Giovanni di Paolo, Inferno, école toscane du XVème siècle |
Sunt lacrimae rerum ![1] Peut-être qu’en effet comme s’écrie Enée découvrant à Carthage une fresque évoquant les divers épisodes de la guerre de Troie, les œuvres d’art, pourvu qu’on y reconnaisse aussi des traces de sa propre vie, de ses propres angoisses, des drames qu’on aura vécus, sont les larmes des choses, bien plus en fait qu’une simple occasion de plaisir artistique voire une forme supérieure d’embellissement de la vie. Établissant toute une série de correspondances entre des faits révolus et des situations présentes, des émotions passées et d’autres actuelles, nombreuses en effet peuvent être les œuvres qui possèdent, comme le précise encore Virgile, ce charme mortel de pénétrer l’âme et d’ébranler fortement certaines sensibilités.

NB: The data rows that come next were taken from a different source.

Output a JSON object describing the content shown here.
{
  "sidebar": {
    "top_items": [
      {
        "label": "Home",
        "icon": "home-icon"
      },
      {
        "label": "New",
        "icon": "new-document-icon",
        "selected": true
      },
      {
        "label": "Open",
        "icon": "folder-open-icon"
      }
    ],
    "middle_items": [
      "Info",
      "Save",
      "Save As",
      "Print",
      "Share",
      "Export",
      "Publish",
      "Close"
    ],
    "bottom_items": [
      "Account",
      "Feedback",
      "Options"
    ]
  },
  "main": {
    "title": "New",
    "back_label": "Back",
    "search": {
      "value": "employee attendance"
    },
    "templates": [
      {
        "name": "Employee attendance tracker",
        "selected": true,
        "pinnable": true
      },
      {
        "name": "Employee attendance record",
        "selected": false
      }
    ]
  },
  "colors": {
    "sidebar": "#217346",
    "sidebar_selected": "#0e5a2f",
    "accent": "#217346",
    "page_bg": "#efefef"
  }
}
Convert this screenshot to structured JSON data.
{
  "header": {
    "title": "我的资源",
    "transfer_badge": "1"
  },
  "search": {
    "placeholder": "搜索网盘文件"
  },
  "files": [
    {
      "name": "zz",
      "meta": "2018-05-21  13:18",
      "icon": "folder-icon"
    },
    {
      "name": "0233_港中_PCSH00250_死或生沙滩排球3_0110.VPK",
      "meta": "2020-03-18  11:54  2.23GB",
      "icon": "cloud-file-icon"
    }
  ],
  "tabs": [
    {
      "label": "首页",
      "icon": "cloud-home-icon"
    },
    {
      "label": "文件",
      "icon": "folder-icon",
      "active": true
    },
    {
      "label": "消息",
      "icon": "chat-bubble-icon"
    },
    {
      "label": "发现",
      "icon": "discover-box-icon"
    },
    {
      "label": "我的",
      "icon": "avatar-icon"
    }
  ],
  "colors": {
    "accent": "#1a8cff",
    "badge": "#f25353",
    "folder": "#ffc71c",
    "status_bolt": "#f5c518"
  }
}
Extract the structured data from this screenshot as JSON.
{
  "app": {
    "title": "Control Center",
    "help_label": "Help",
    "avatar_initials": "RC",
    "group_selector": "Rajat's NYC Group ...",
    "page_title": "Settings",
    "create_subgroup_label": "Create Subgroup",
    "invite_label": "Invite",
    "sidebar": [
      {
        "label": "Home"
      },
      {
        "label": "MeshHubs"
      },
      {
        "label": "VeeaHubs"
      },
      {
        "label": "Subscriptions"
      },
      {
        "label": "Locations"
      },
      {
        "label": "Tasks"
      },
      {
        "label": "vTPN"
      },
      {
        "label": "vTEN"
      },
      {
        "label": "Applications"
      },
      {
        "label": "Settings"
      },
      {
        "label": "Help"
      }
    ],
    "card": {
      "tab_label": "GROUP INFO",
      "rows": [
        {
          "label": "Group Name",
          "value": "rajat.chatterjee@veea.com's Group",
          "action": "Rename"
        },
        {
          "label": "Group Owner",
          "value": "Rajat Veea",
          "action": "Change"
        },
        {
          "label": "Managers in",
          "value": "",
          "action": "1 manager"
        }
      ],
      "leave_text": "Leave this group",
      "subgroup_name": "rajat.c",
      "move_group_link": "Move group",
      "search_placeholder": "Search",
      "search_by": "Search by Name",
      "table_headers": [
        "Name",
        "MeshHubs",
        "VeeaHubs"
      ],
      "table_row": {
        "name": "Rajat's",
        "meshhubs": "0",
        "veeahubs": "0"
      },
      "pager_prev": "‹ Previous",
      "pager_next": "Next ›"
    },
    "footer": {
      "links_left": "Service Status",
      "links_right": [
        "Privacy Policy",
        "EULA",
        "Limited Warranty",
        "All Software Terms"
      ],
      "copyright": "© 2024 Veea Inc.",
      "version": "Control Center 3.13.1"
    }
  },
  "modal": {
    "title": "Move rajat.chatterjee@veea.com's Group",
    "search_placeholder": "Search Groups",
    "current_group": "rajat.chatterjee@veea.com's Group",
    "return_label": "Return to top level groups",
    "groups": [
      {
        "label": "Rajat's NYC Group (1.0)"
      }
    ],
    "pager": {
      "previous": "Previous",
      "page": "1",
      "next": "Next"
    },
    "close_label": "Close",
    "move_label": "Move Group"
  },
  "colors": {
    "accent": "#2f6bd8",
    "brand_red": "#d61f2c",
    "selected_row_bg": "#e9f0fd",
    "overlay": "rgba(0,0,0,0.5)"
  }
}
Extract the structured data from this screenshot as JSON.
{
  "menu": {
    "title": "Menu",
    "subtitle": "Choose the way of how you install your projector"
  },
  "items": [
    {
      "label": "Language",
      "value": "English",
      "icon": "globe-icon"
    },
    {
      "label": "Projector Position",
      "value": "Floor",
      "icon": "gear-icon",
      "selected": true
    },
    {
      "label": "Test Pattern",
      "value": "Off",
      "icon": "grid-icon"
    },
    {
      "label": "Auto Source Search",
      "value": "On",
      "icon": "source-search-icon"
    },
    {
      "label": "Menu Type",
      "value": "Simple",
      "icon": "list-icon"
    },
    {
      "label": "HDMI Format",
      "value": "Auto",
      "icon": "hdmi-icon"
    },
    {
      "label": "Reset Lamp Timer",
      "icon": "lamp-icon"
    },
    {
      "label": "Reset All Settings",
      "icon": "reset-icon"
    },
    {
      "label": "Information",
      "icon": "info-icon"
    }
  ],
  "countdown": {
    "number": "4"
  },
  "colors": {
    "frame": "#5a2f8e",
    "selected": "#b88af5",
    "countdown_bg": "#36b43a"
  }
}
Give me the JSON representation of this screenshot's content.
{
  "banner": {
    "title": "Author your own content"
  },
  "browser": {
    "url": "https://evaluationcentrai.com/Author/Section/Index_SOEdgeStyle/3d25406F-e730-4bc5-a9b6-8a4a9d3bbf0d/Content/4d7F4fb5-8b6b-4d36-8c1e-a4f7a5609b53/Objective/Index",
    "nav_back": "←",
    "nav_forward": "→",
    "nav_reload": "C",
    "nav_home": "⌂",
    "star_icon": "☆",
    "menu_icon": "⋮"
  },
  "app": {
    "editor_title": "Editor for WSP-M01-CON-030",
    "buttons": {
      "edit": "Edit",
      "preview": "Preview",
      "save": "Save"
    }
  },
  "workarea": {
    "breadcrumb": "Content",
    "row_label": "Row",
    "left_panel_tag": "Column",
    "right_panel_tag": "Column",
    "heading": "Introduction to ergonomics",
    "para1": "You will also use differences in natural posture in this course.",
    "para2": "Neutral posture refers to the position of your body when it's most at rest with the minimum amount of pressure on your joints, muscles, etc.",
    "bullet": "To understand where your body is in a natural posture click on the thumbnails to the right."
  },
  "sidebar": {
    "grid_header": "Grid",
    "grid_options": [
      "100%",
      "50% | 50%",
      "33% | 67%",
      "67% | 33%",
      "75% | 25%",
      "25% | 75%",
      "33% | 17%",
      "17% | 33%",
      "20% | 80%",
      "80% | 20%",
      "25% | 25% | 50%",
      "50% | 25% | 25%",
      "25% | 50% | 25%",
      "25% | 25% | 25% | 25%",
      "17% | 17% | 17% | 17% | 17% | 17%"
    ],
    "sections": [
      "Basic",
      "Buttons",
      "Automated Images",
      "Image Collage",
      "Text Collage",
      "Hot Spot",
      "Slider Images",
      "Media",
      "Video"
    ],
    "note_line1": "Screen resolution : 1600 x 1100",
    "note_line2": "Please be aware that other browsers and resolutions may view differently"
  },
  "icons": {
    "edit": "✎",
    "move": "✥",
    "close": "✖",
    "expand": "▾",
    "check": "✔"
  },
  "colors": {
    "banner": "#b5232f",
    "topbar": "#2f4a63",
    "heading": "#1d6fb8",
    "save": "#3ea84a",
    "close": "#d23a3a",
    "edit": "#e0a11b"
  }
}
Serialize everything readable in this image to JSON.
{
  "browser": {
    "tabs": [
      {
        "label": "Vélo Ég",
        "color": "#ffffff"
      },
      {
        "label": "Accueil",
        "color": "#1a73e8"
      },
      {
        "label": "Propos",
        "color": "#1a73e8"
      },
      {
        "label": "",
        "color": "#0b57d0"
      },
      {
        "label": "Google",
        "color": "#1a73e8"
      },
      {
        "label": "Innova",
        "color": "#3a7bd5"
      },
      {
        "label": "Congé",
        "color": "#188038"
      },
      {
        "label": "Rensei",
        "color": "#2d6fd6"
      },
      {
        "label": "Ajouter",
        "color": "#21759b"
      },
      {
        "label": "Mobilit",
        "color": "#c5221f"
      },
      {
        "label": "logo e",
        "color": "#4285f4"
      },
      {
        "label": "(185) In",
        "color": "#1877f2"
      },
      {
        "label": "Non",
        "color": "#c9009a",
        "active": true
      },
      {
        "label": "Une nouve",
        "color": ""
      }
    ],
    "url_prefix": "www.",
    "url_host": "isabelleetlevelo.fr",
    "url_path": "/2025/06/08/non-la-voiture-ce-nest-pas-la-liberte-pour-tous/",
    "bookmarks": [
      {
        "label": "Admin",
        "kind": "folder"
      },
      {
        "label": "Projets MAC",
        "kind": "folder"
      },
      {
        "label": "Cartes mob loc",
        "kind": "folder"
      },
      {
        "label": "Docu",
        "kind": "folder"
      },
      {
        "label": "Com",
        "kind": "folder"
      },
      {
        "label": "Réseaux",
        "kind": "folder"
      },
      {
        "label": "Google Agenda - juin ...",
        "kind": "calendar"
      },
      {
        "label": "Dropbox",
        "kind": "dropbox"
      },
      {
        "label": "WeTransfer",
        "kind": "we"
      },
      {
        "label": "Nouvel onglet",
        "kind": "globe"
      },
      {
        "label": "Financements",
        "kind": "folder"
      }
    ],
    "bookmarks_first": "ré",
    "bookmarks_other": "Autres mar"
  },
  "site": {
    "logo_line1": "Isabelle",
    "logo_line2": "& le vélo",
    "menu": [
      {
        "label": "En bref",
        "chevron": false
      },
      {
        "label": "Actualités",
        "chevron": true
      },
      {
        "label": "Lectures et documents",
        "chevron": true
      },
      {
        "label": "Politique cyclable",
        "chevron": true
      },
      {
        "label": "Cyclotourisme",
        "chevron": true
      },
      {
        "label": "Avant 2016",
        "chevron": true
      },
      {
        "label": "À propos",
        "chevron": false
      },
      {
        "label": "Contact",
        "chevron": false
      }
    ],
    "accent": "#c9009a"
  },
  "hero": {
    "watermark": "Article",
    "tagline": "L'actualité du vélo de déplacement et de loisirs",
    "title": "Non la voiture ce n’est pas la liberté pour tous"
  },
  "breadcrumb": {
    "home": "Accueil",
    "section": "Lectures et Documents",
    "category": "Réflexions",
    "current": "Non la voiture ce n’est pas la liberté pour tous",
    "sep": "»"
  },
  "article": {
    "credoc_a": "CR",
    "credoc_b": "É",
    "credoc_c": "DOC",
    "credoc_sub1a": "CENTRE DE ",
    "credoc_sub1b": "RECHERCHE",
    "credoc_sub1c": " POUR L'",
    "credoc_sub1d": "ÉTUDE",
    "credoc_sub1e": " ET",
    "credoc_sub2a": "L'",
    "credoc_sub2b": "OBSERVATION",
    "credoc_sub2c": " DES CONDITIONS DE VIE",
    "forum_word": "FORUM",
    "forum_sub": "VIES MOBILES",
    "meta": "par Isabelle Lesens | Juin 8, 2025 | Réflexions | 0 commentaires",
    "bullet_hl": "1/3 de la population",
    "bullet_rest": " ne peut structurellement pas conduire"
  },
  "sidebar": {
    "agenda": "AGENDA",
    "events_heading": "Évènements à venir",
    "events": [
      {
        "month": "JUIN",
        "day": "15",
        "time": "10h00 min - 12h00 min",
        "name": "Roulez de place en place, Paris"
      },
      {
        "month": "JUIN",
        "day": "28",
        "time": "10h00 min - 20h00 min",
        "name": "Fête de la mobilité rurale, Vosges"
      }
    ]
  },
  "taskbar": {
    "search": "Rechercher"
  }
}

C’est ce que nous fait, entre autres choses, comprendre, le tout dernier ouvrage de Christophe Manon, Porte du Soleil, qui sous le prétexte d’une quête des origines, se constitue finalement en récit poétique des tribulations d’un cœur blessé, dépourvu d’espérance, saisi d’une incompréhensible douleur, d’accès violents de rage[2], que son arrivée au soleil de Perugia, berceau de sa lointaine famille, plonge dans l’enfer[3] d’une existence qu’il ne maîtrise plus.